Gordon Whiting | |
Office: | Judge of the Environment Court |
Term Start: | 1997 |
Term End: | 2012 |
Birth Name: | Robert Gordon Whiting |
Birth Date: | 16 March 1942 |
Birth Place: | Oamaru, New Zealand |
Death Place: | Auckland, New Zealand |
Children: | 4 |
Alma Mater: | University of Otago |
Profession: | Barrister and solicitor |
Robert Gordon Whiting (16 March 1942 – 6 November 2018) was a judge of the Environment Court of New Zealand and on boards of inquiry that dealt with many important environmental issues.
Whiting, who was of Irish descent, was born in Oamaru in 1942 and attended St Kevins College in Oamaru. He studied economics and law at the University of Otago, graduating BA LLB in 1967.[1] He was admitted as a barrister and solicitor in 1968, and practised in Whangārei, particularly in criminal law as both a prosecutor and defence counsel.[2] [1]
Whiting was deeply involved in important and complicated issues including power generation, infrastructure, landfills, Commercial and industrial development, subdivisions, coastal issues and sensitive landscape (especially the productions of guidelines for the landscape profession)[3] and the review of regional and district plans under the New Zealand Resource Management Act 1991.[2]

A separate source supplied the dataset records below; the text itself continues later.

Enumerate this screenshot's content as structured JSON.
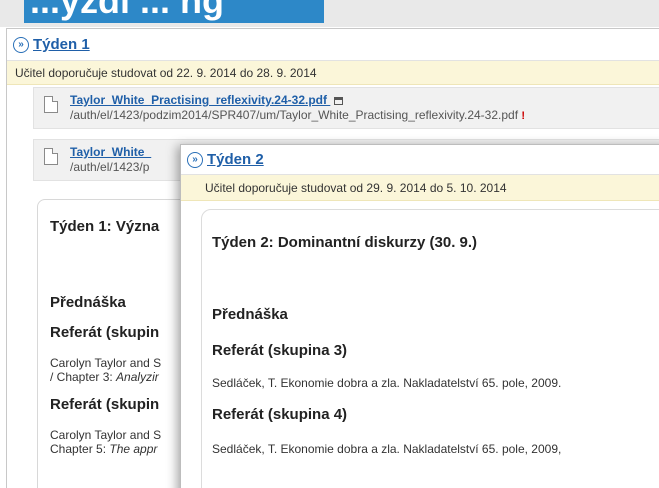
{
  "top_strip": {
    "text": "...yzdi ... ng"
  },
  "week1": {
    "title": "Týden 1",
    "note": "Učitel doporučuje studovat od 22. 9. 2014 do 28. 9. 2014",
    "files": [
      {
        "name": "Taylor_White_Practising_reflexivity.24-32.pdf",
        "path": "/auth/el/1423/podzim2014/SPR407/um/Taylor_White_Practising_reflexivity.24-32.pdf"
      },
      {
        "name": "Taylor_White_",
        "path": "/auth/el/1423/p"
      }
    ],
    "card": {
      "title": "Týden 1: Význa",
      "lecture": "Přednáška",
      "referat1": "Referát (skupin",
      "ref1_line1": "Carolyn Taylor and S",
      "ref1_line2_prefix": "/ Chapter 3: ",
      "ref1_line2_italic": "Analyzir",
      "referat2": "Referát (skupin",
      "ref2_line1": "Carolyn Taylor and S",
      "ref2_line2_prefix": "Chapter 5: ",
      "ref2_line2_italic": "The appr"
    }
  },
  "week2": {
    "title": "Týden 2",
    "note": "Učitel doporučuje studovat od 29. 9. 2014 do 5. 10. 2014",
    "card": {
      "title": "Týden 2: Dominantní diskurzy (30. 9.)",
      "lecture": "Přednáška",
      "referat3": "Referát (skupina 3)",
      "ref3": "Sedláček, T. Ekonomie dobra a zla. Nakladatelství 65. pole, 2009.",
      "referat4": "Referát (skupina 4)",
      "ref4": "Sedláček, T. Ekonomie dobra a zla. Nakladatelství 65. pole, 2009,"
    }
  },
  "icons": {
    "week_toggle": "»"
  },
  "colors": {
    "link": "#1f5fa8",
    "note_bg": "#fbf6d9",
    "strip_accent": "#2d88c8"
  }
}
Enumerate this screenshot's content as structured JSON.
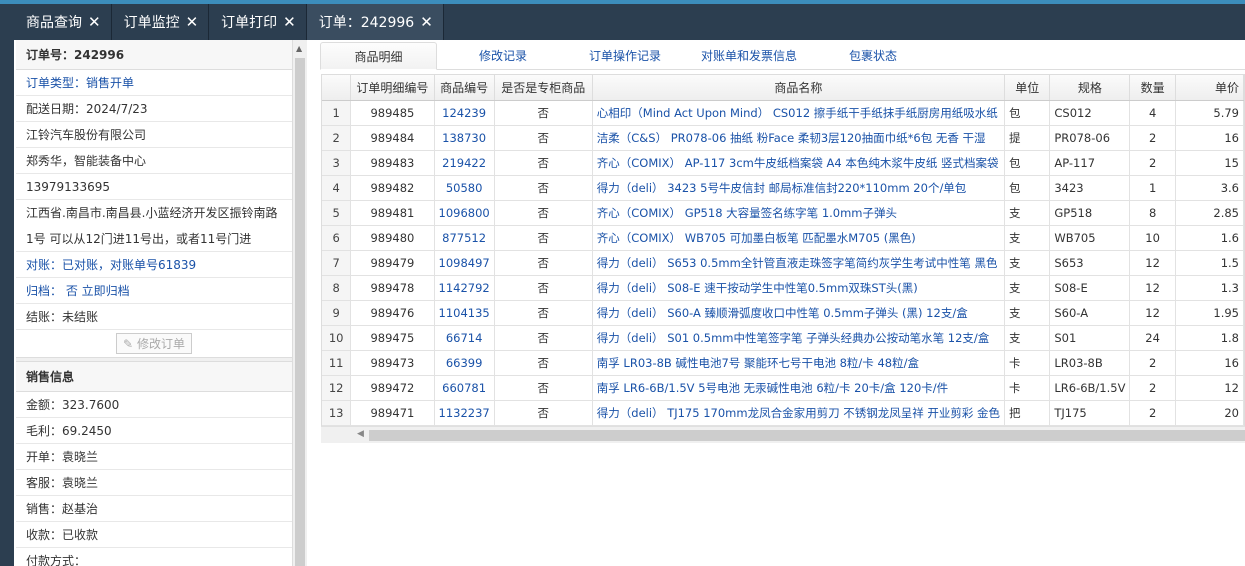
{
  "tabs": [
    {
      "label": "商品查询"
    },
    {
      "label": "订单监控"
    },
    {
      "label": "订单打印"
    },
    {
      "label": "订单：242996"
    }
  ],
  "order": {
    "number_label": "订单号：242996",
    "type": "订单类型：销售开单",
    "delivery_date": "配送日期：2024/7/23",
    "company": "江铃汽车股份有限公司",
    "contact": "郑秀华，智能装备中心",
    "phone": "13979133695",
    "address_line1": "江西省.南昌市.南昌县.小蓝经济开发区振铃南路",
    "address_line2": "1号 可以从12门进11号出，或者11号门进",
    "reconcile": "对账：已对账，对账单号61839",
    "archive": "归档： 否 立即归档",
    "settle": "结账：未结账",
    "edit_button": "修改订单"
  },
  "sales": {
    "title": "销售信息",
    "amount": "金额：323.7600",
    "profit": "毛利：69.2450",
    "issuer": "开单：袁晓兰",
    "service": "客服：袁晓兰",
    "seller": "销售：赵基治",
    "collection": "收款：已收款",
    "payment": "付款方式："
  },
  "subtabs": [
    {
      "label": "商品明细"
    },
    {
      "label": "修改记录"
    },
    {
      "label": "订单操作记录"
    },
    {
      "label": "对账单和发票信息"
    },
    {
      "label": "包裹状态"
    }
  ],
  "table": {
    "headers": [
      "",
      "订单明细编号",
      "商品编号",
      "是否是专柜商品",
      "商品名称",
      "单位",
      "规格",
      "数量",
      "单价"
    ],
    "rows": [
      [
        "1",
        "989485",
        "124239",
        "否",
        "心相印（Mind Act Upon Mind） CS012 擦手纸干手纸抹手纸厨房用纸吸水纸",
        "包",
        "CS012",
        "4",
        "5.79"
      ],
      [
        "2",
        "989484",
        "138730",
        "否",
        "洁柔（C&S） PR078-06 抽纸 粉Face 柔韧3层120抽面巾纸*6包 无香 干湿",
        "提",
        "PR078-06",
        "2",
        "16"
      ],
      [
        "3",
        "989483",
        "219422",
        "否",
        "齐心（COMIX） AP-117 3cm牛皮纸档案袋 A4 本色纯木浆牛皮纸 竖式档案袋",
        "包",
        "AP-117",
        "2",
        "15"
      ],
      [
        "4",
        "989482",
        "50580",
        "否",
        "得力（deli） 3423 5号牛皮信封 邮局标准信封220*110mm 20个/单包",
        "包",
        "3423",
        "1",
        "3.6"
      ],
      [
        "5",
        "989481",
        "1096800",
        "否",
        "齐心（COMIX） GP518 大容量签名练字笔 1.0mm子弹头",
        "支",
        "GP518",
        "8",
        "2.85"
      ],
      [
        "6",
        "989480",
        "877512",
        "否",
        "齐心（COMIX） WB705 可加墨白板笔 匹配墨水M705 (黑色)",
        "支",
        "WB705",
        "10",
        "1.6"
      ],
      [
        "7",
        "989479",
        "1098497",
        "否",
        "得力（deli） S653 0.5mm全针管直液走珠签字笔简约灰学生考试中性笔 黑色",
        "支",
        "S653",
        "12",
        "1.5"
      ],
      [
        "8",
        "989478",
        "1142792",
        "否",
        "得力（deli） S08-E 速干按动学生中性笔0.5mm双珠ST头(黑)",
        "支",
        "S08-E",
        "12",
        "1.3"
      ],
      [
        "9",
        "989476",
        "1104135",
        "否",
        "得力（deli） S60-A 臻顺滑弧度收口中性笔 0.5mm子弹头 (黑) 12支/盒",
        "支",
        "S60-A",
        "12",
        "1.95"
      ],
      [
        "10",
        "989475",
        "66714",
        "否",
        "得力（deli） S01 0.5mm中性笔签字笔 子弹头经典办公按动笔水笔 12支/盒",
        "支",
        "S01",
        "24",
        "1.8"
      ],
      [
        "11",
        "989473",
        "66399",
        "否",
        "南孚 LR03-8B 碱性电池7号 聚能环七号干电池 8粒/卡 48粒/盒",
        "卡",
        "LR03-8B",
        "2",
        "16"
      ],
      [
        "12",
        "989472",
        "660781",
        "否",
        "南孚 LR6-6B/1.5V 5号电池 无汞碱性电池 6粒/卡 20卡/盒 120卡/件",
        "卡",
        "LR6-6B/1.5V",
        "2",
        "12"
      ],
      [
        "13",
        "989471",
        "1132237",
        "否",
        "得力（deli） TJ175 170mm龙凤合金家用剪刀 不锈钢龙凤呈祥 开业剪彩 金色",
        "把",
        "TJ175",
        "2",
        "20"
      ]
    ]
  }
}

Some cases that he presided over for the Court, and later on boards of inquiry, included the Tongariro Power Development Flood Control Scheme reconnecting appeals, geothermal power station appeals, the Waikato Expressway Designation Hamilton Section Appeals; the King Salmon Board of Inquiry, the Basin Reserve Board of Inquiry, Canterbury water allocation cases for the Canterbury Regional Council, the Te Kuha Coal mine inquiry on the West Coast and the Rena wreck consents in the Bay of Plenty. Whiting also heard and determined a number of strategically important cases on policy instruments for infrastructure and natural resource use around Lake Taupō and the Waikato River.[2]